The economist said to reverse the economic crisis the solution has to be political but there is no sign of any political change.
Giving his 2007 economic outlook on SW Radio Africa Hawkins said Reserve Bank Governor Gideon Gono’s policies have also failed. “He came with all the promises to reduce inflation which was about 580% when he took over and to turn the economy around. Well three years later the economy is still going down hill and inflation is probably double or slightly more than when he started,” he said.
Hawkins also believes bad government policies, like the November Budget, have put Zimbabwe on a very inflationary path. He said; “Only solution to inflation is to reduce government expenditure. But to say reduce government expenditure is like saying commit political suicide to this government because the only thing that keeps the government going is that they can spend money which they have printed.”

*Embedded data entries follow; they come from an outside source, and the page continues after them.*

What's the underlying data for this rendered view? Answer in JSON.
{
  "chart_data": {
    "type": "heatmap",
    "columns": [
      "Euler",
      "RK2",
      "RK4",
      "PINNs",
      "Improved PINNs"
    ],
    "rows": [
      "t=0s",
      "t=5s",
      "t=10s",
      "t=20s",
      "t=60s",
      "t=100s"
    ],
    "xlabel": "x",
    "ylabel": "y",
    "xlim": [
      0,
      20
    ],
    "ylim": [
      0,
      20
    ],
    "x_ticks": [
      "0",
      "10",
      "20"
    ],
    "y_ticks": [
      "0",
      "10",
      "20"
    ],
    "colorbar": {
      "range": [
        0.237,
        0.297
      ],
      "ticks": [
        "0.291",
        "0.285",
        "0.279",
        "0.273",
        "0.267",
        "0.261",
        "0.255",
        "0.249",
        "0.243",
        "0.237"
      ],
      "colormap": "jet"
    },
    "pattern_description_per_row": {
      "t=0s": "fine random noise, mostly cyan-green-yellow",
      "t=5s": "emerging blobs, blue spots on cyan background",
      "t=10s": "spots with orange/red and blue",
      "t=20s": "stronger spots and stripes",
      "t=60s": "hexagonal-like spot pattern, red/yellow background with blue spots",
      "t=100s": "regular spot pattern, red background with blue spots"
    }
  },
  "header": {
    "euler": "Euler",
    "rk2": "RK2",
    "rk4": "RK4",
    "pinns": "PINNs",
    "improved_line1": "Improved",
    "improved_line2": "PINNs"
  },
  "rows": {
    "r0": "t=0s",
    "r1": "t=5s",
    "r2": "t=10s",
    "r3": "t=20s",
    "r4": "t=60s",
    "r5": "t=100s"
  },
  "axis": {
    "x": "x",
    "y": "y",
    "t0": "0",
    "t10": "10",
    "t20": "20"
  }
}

Critics accuse the government of also mortgaging the country’s minerals to get much needed foreign currency. Hawkins believes there is a lot of smuggling of minerals like gold and diamonds which don’t go through the official channels but the parallel market. “And the most frightening thing is what we are seeing is the flood of new vehicles in the country which appear to be paid for by people who are getting access to this cheap foreign currency.”
It’s reported some parastatals have been spending vast amounts of money for new vehicles. On Sunday, The Standard newspaper also reported that the Reserve Bank Governor recently imported a luxury car costing US$365 000, in a country struggling to cope with a critical shortage of foreign currency.